More states correct the mistake of trying juveniles as adults
More states are finally understanding that juveniles are not the same as adults, and that juvenile defendants should not be tried in adult courts or housed in adult jails and prisons. A new study shows the progress.
Last week, the Monitor ran an editorial praising states for reversing ineffective "tough on crime" policies to try juvenile offenders in adult courts. It turns out, the states have made more progress than the Monitor reported.
A study released today by the Campaign for Youth Justice in Washington shows 15 states have changed their policies about trying kids as adults, and reform efforts are underway in another nine states. An estimated 250,000 youths under 18 years old are tried as adults in the US every year.

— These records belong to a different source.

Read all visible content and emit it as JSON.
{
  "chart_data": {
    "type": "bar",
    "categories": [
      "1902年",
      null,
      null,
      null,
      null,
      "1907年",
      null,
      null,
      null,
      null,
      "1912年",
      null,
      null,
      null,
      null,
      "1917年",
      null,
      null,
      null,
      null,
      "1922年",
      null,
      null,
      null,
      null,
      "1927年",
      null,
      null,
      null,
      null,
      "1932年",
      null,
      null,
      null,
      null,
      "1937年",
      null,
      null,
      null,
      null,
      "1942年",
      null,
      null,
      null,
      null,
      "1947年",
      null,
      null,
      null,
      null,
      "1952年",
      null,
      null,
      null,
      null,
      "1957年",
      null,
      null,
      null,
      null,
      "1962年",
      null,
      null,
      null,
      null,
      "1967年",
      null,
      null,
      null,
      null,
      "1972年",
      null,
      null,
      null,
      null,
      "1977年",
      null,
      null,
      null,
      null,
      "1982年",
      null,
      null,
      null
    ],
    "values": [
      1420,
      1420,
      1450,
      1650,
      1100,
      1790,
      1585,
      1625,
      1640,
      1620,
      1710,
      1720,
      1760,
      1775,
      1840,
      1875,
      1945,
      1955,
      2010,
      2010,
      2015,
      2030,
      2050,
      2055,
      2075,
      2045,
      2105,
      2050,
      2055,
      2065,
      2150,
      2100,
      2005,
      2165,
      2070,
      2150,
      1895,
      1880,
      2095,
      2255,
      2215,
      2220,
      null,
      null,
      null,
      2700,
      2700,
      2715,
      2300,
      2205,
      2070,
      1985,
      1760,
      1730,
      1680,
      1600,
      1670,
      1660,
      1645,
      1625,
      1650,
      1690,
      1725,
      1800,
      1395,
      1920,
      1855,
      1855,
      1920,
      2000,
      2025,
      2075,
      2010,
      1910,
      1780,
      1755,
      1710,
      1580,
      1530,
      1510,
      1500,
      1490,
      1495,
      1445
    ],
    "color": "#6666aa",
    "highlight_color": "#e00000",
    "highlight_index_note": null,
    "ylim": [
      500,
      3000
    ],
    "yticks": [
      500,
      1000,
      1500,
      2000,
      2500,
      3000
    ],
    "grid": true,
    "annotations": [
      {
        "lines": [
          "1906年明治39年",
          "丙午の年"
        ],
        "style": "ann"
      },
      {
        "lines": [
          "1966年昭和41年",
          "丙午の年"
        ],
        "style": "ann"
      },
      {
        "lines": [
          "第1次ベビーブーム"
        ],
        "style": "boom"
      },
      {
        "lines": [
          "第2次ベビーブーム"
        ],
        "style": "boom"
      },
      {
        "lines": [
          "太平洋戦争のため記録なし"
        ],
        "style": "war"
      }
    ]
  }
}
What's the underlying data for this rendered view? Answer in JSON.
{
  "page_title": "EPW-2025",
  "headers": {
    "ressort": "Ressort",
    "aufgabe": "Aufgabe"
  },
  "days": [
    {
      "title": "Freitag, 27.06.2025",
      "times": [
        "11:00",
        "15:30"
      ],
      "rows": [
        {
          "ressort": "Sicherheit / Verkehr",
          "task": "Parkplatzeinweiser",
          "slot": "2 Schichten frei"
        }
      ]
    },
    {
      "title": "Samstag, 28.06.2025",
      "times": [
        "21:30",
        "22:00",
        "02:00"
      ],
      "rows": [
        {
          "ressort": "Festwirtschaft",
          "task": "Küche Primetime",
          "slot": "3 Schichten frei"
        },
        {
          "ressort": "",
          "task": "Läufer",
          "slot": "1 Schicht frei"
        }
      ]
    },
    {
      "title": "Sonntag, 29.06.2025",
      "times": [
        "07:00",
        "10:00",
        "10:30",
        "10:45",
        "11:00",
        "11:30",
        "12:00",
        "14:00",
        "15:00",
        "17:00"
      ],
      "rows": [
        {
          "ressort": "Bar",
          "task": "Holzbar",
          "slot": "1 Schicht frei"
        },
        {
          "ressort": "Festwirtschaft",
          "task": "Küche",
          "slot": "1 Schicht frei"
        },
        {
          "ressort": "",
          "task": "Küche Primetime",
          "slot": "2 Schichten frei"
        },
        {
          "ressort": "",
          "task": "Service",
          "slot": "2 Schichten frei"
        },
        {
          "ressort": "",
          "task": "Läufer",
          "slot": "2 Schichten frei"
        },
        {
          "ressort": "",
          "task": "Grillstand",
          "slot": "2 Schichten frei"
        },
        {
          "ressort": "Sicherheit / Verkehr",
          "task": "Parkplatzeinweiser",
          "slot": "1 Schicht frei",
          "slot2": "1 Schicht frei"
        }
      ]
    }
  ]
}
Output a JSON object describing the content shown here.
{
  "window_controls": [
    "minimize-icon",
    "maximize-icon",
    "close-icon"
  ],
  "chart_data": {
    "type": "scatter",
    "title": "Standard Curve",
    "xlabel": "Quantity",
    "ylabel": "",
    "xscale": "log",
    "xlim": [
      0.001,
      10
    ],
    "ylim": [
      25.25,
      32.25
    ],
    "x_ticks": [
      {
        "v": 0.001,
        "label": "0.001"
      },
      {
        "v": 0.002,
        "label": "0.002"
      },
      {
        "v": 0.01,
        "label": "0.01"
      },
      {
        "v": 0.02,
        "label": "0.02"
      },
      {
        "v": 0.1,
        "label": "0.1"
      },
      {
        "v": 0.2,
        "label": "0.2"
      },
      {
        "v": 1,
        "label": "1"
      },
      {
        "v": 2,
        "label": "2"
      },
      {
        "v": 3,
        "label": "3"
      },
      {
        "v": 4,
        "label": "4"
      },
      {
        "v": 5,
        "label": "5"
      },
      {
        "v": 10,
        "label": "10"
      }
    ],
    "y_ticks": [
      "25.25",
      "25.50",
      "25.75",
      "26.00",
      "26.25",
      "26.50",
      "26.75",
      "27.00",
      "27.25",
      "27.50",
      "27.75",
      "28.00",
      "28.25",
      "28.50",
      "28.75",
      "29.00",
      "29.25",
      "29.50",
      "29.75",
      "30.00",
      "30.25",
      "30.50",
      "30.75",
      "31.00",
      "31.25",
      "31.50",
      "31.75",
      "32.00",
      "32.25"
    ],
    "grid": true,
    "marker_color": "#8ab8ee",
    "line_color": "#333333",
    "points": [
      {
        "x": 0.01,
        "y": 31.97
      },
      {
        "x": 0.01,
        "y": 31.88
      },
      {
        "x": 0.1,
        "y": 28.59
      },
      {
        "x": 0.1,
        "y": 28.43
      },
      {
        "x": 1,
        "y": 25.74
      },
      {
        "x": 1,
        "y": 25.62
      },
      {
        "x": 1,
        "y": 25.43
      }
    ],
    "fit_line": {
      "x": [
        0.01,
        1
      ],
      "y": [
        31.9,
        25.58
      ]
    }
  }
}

The progress goes beyond raising the age at which juvenile defendants can be considered adults, which is what the Monitor editorial focused on. States are also removing youths from adult jails and prisons. And they're rethinking mandatory sentencing laws so that sentencing reflects the developmental difference between youths and adults.
Kids are not adults and shouldn't be tried as such. The Supreme Court agrees. In 2005 it overturned the death penalty for juveniles under 18. Last year it again drew the line at 18 when it banned life-without-parole for anyone younger, though it made an exception for murder cases. There are “fundamental differences between juvenile and adult minds,” wrote Justice Anthony Kennedy last year.
Treating juveniles as juveniles is better for young offenders and society. Young people are physically and emotionally safer in the juvenile facilities than in adult jails and prisons. They get more rehabilitative attention. Studies show that offenders who go through the juvenile system have a lower recidivism rate than those who go through the adult system.
This doesn't mean all is peachy with the juvenile system, which needs to keep moving away from the practice of "warehousing." But states are wising up to the fact that treating young offenders as adults was a costly mistake, brought on by crime fears in the '80s and '90s. They're correcting that mistake now.